Suppose Obama were to carry California, with its 55 electoral votes, and New York (31 electoral votes) by 1.8 million votes each, and his own state of Illinois (21 electoral votes) by 1 million. Based on 2004 election results, such numbers are easily imaginable. Meanwhile, McCain would eke out narrow victories in Florida, Ohio, Missouri, and Pennsylvania by margins ranging from 50,000-100,000 votes, while winning Texas by a comfortable—but not overwhelming—cushion of half-a-million. Those seven states would give McCain a slight lead over Obama in electoral votes 113 to 107, while the Republican ticket trailed the Democratic ticket by something close to 4 million votes in the popular vote. It would be hard to make up that kind of ground in the rest of the states. This is the Democrats’ doomsday scenario, and it has fallout that affects all Americans. It would engender, in addition to political chaos; a) four years of very, very hard feelings in this country: b) a steep loss of prestige for the United States in world public opinion; c) the demise of the Electoral College.

After Epic Campaign, Voters Go to Polls
By Michael Cooper in the New York Times.

In voting booths in every corner of the land, the people were collectively writing the ending to a political saga that has been unfolding for nearly two years, during a tumultuous, uncertain period of American history in which record numbers of people expressed concerns that the country was heading down the wrong track.

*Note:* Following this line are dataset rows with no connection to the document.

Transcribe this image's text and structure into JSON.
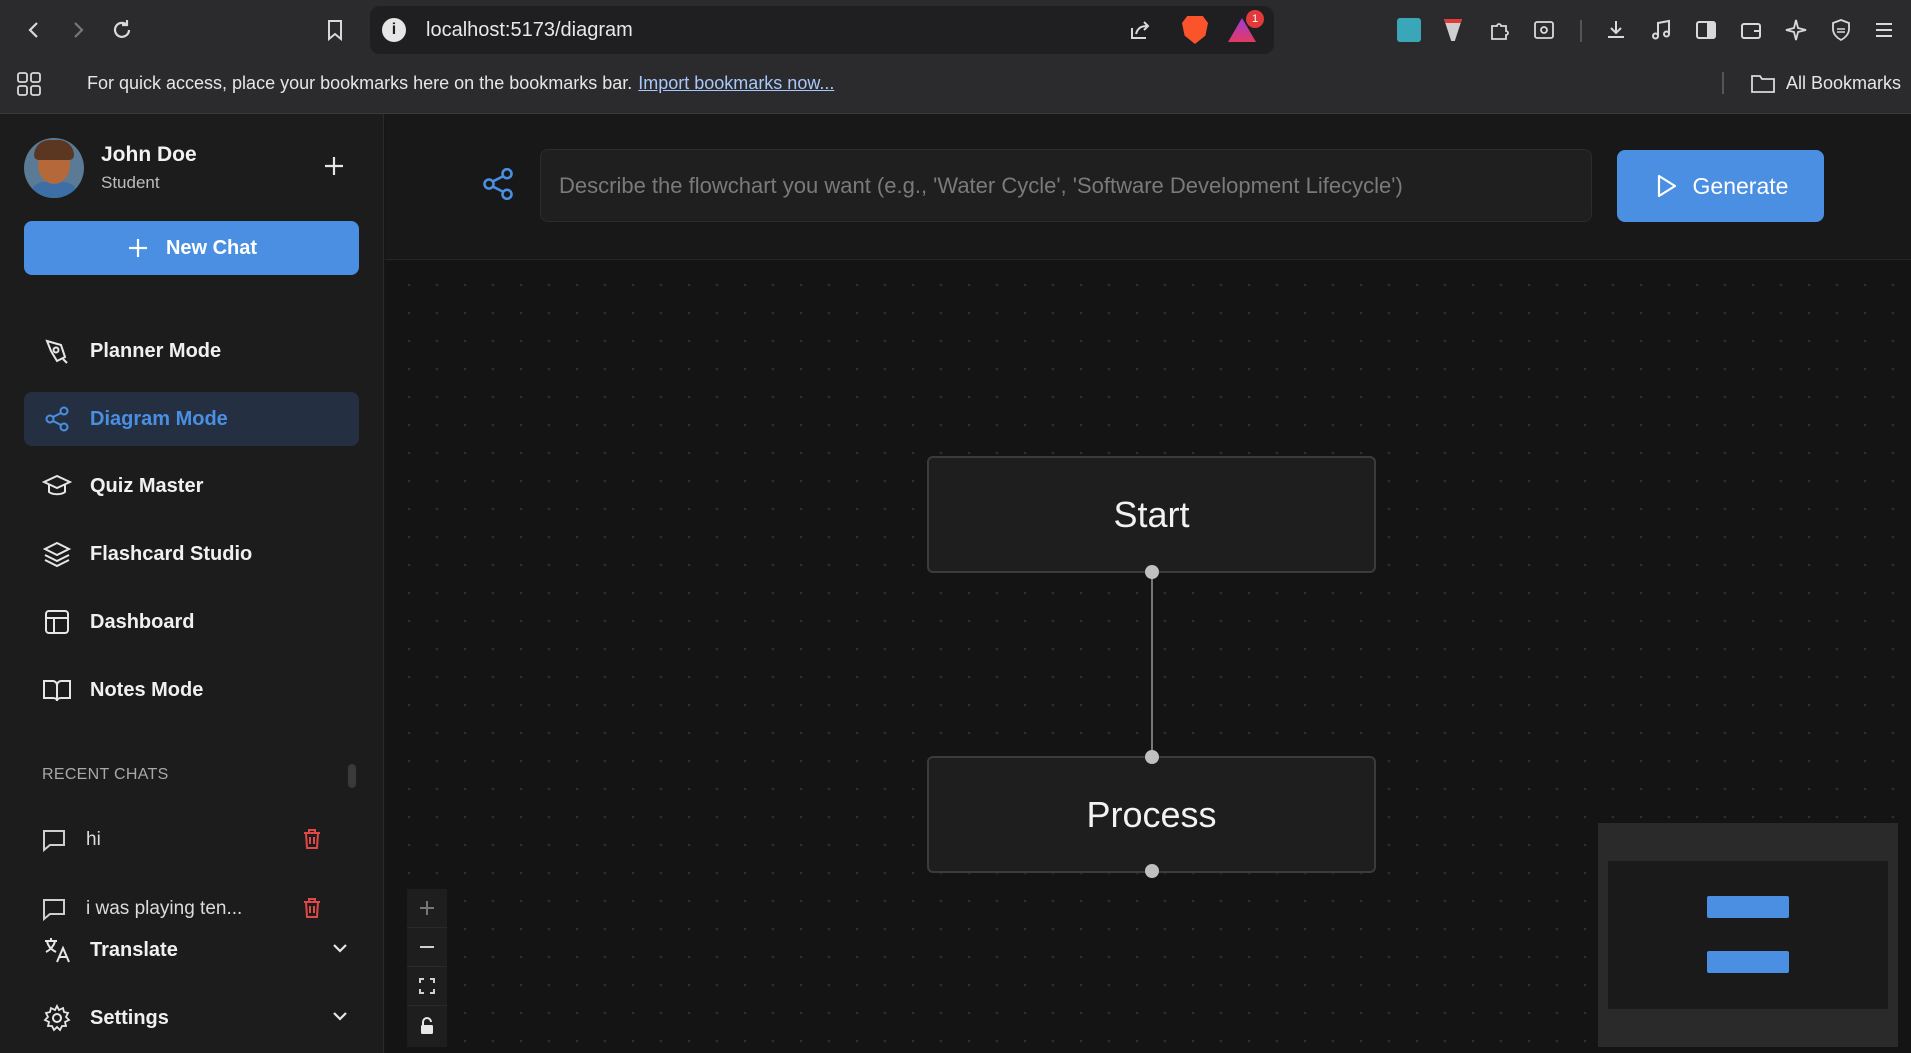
{
  "browser": {
    "url": "localhost:5173/diagram",
    "bookmarks_hint": "For quick access, place your bookmarks here on the bookmarks bar.",
    "import_link": "Import bookmarks now...",
    "all_bookmarks": "All Bookmarks",
    "notification_count": "1"
  },
  "profile": {
    "name": "John Doe",
    "role": "Student"
  },
  "sidebar": {
    "new_chat": "New Chat",
    "items": [
      {
        "label": "Planner Mode",
        "icon": "pen-tool-icon"
      },
      {
        "label": "Diagram Mode",
        "icon": "share-icon",
        "active": true
      },
      {
        "label": "Quiz Master",
        "icon": "graduation-cap-icon"
      },
      {
        "label": "Flashcard Studio",
        "icon": "layers-icon"
      },
      {
        "label": "Dashboard",
        "icon": "layout-icon"
      },
      {
        "label": "Notes Mode",
        "icon": "book-open-icon"
      }
    ],
    "recent_title": "RECENT CHATS",
    "recent_chats": [
      "hi",
      "i was playing ten..."
    ],
    "footer": {
      "translate": "Translate",
      "settings": "Settings"
    }
  },
  "main": {
    "prompt_placeholder": "Describe the flowchart you want (e.g., 'Water Cycle', 'Software Development Lifecycle')",
    "generate_label": "Generate",
    "nodes": [
      "Start",
      "Process"
    ]
  },
  "colors": {
    "accent": "#4a8fe2",
    "delete": "#e04848",
    "background": "#141414"
  }
}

Voters began lining up before dawn at polling locations up and down the East Coast, in what election officials said was an unusually large turnout. Some voters waited for as long as an hour in Virginia and others stood in lines that stretched out the door at polling stations in Cleveland. Yogi Preschel, 54, used his 45-minute wait to vote on the Upper West Side of Manhattan to drink a cup of coffee and shave with a battery-powered razor.

Some voting experts and campaign aides predicted that there would be a record turnout of some 130 million voters, which would be the highest percentage turnout in a century, and would shatter the previous record of 123.5 million people who cast ballots four years ago.